Fears about an economic slowdown in China, the world’s second biggest economy, have rattled financial markets at the start of the year and added to the bearish sentiment on the oil market.
“The bearish mood continues,” said Michael Nielsen, oil analyst at Global Risk Management. “Market participants are digesting the mediocre Chinese economic data and the outlook for Iranian oil flooding the already oversupplied oil market—the outcome seems to be continued fear of demand slowdown and supply increase.”
On the New York Mercantile Exchange, February-dated West Texas Intermediate futures were trading down 2.3% at $27.80 a barrel. Earlier in the session, WTI hit its lowest price since the fall of 2003 at $27.32 a barrel.
Brent crude for March delivery, the global oil benchmark, fell 1.5% to $28.32 a barrel on London’s ICE Futures exchange.
The renewed selloff on global bourses added to the bearish sentiment engulfing markets since the beginning of the year. Hong Kong stocks hit a 3 1/2 -year low and Japan’s Nikkei closed in bear market territory, extending this year’s selloff in Asia. European stocks also traded sharply lower.
Oil investors fear that demand in China, which consumes around 12% of world’s crude, may falter as the country shifts to a less energy-intensive economic model. On Tuesday, the Chinese authorities announced the country’s gross domestic product rose 6.9% in 2015, its slowest pace in 25 years.
“Bearish fundamentals have clearly been weighing on oil prices [this year], but financial selling on macro concerns has also played a major role,” Citi said in a report.

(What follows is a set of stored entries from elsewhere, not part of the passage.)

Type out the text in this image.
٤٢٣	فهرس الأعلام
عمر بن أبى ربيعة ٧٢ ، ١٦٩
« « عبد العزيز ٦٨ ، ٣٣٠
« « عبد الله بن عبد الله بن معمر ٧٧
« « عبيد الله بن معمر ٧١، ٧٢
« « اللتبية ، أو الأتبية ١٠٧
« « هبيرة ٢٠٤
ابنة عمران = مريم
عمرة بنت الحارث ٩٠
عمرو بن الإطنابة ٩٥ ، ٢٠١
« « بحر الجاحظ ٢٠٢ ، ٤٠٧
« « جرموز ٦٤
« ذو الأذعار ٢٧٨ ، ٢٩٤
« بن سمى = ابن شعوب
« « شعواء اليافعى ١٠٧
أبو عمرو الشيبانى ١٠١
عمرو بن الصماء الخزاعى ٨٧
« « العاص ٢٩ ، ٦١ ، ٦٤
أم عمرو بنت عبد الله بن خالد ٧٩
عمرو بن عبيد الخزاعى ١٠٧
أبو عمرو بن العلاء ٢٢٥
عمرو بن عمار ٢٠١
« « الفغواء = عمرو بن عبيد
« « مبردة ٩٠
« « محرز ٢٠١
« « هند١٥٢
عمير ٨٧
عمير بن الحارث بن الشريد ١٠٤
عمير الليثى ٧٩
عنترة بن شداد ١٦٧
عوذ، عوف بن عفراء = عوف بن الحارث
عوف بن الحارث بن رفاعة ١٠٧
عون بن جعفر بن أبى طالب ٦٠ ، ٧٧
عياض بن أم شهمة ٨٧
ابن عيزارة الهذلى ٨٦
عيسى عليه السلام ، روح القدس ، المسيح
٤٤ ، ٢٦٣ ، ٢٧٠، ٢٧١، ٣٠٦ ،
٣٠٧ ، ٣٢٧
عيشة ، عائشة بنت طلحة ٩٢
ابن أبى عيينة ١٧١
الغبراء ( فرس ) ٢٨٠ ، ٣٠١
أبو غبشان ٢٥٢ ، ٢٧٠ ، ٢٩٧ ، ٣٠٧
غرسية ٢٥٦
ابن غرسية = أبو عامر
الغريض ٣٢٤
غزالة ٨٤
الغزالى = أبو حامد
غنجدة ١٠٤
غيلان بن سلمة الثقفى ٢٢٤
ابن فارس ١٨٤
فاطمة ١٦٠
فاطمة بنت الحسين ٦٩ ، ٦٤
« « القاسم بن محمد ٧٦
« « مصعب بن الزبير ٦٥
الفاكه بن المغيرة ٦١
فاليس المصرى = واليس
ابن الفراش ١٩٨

The bank cut its oil price forecasts on the back of concerns about the Chinese economy and sees both benchmarks averaging $34 a barrel this quarter and $31 in the next.
The slump in oil prices continues to take a toll on big oil companies. On Wednesday Royal Dutch Shell PLC said its profit fell by as much as 50% in the fourth quarter. Earlier this week, Patrick Pouyanné, CEO of France’s Total SA, warned his company would likely report a 20% decline in adjusted net profit for 2015 because of the collapse in oil prices.
On the supply front, there are few signs that the global glut of crude, which has battered prices since 2014, will abate anytime soon.
The International Energy Agency, a top energy monitor, said on Tuesday that “unless something changes, the oil market could drown in oversupply.” The IEA projects that oil markets will still have a surplus of 1.5 million barrels a day in the first half of 2016.
The lifting of international sanctions on Iran could add 300,000 barrels a day of crude by the end of the first quarter, reducing the effect of the 600,000-barrel-a-day reduction expected from producers outside the Organization of the Petroleum Exporting Countries, the IEA said.
A further reason for the sharper selloff in oil on Wednesday was the expiration of the February WTI contract, with most traders have already closed their positions and started to trade on the March contract, said Daniel Ang, a Phillip Futures energy analyst. The March contract was down 1.9% at $28.98 a barrel.
Nymex reformulated gasoline blendstock—the benchmark gasoline contract—fell 0.6% to $1.02 a gallon. ICE gas oil changed hands at $259 a metric ton, down $11.50 from the previous settlement.